Solution. WeightedQuickUnionPathCompression.java.
- Random connections. Develop a UF client ErdosRenyi.java that takes an integer value N from the command line, generates random pairs of integers between 0 and N-1, calling connected() to determine if they are connected and then union() if not (as in our development client), looping until all sites are connected, and printing the number of connections generated. Package your program as a static method count() that takes N as argument and returns the number of connections and a main() that takes N from the command line, calls count(), and prints the returned value.
Web Exercises
- True or false. In the quick union implementation, suppose
we set id[p] to id[root(q)] instead of setting
id[root(p)] Would the resulting algorithm be correct?
Answer. No.
- Path compression by halving. WeightedQuickUnionHalvingUF.java implements a simpler strategy by making all the nodes that we do examine link to their grandparent.
-
Which of the following arrays could not possibly occur during
the execution of weighted quick union with path compression:
- 0 1 2 3 4 5 6 7 8 9
- 7 3 8 3 4 5 6 8 8 1
- 6 3 8 0 4 5 6 9 8 1
- 0 0 0 0 0 0 0 0 0 0
- 9 6 2 6 1 4 5 8 8 9
- 9 8 7 6 5 4 3 2 1 0
Solution. B, C, E, and F.
- 3D site percolation. Repeat for 3D lattice. Threshold around 0.3117.
- Bond percolation. Same as site percolation, but choose edges at random instead of sites. True threshold is exactly 0.5.
- Given a set of N elements, create a sequence of N union operations so that weighted quick union has height Theta(log N). Repeat for weighted quick union with path compression.
- Hex. The game of Hex is played on a trapezoidal grid of hexagons.... Describe how to detect when white or black has won the game. Use the union-find data structure.
- Hex. Prove that the game cannot end in a tie. Hint: consider the set of cells reachable from the left side of the board.

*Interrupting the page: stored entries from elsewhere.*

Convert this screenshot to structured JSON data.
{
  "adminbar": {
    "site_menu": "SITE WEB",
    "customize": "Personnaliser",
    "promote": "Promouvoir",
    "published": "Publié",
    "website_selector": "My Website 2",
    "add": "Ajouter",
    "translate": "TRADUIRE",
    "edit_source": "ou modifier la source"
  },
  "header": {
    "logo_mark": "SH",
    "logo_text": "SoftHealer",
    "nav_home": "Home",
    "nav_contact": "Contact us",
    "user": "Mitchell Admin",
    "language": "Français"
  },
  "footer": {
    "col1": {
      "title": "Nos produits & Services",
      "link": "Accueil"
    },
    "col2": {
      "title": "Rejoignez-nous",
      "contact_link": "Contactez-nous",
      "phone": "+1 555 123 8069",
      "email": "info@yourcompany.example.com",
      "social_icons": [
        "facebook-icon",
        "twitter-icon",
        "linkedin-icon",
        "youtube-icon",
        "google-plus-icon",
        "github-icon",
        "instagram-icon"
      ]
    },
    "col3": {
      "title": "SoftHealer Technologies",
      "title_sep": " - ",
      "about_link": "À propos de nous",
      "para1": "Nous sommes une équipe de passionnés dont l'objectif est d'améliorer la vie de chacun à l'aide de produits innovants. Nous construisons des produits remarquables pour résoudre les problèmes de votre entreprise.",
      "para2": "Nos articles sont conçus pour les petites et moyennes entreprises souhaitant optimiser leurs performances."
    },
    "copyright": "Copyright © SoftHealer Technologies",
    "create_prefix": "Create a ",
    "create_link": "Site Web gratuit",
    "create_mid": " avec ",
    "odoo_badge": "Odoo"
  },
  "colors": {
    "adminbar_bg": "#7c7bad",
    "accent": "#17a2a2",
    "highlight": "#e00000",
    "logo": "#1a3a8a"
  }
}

- Hex. Prove that the first player can guarantee a win with perfect play. Hint: if the second player had a winning strategy, you could choose a random cell initially, and then just copy the second player's winning strategy. This is called strategy stealing.
- Labeling clusters on a grid. Physicists refer to it as the Hoshen-Kopelman algorithm although it is union-find on a grid graph with raster scan order. Applications include modeling percolation and electrical conductance. Plot site occupancy probability vs. number of clusters (say 100-by-100, with p between 0 and 1, number of clusters between 0 and 1500) or distribution of clusters. (seems like DFS would suffice here) Matlab has a function bwlabel in the image processing toolbox that performs cluster labeling.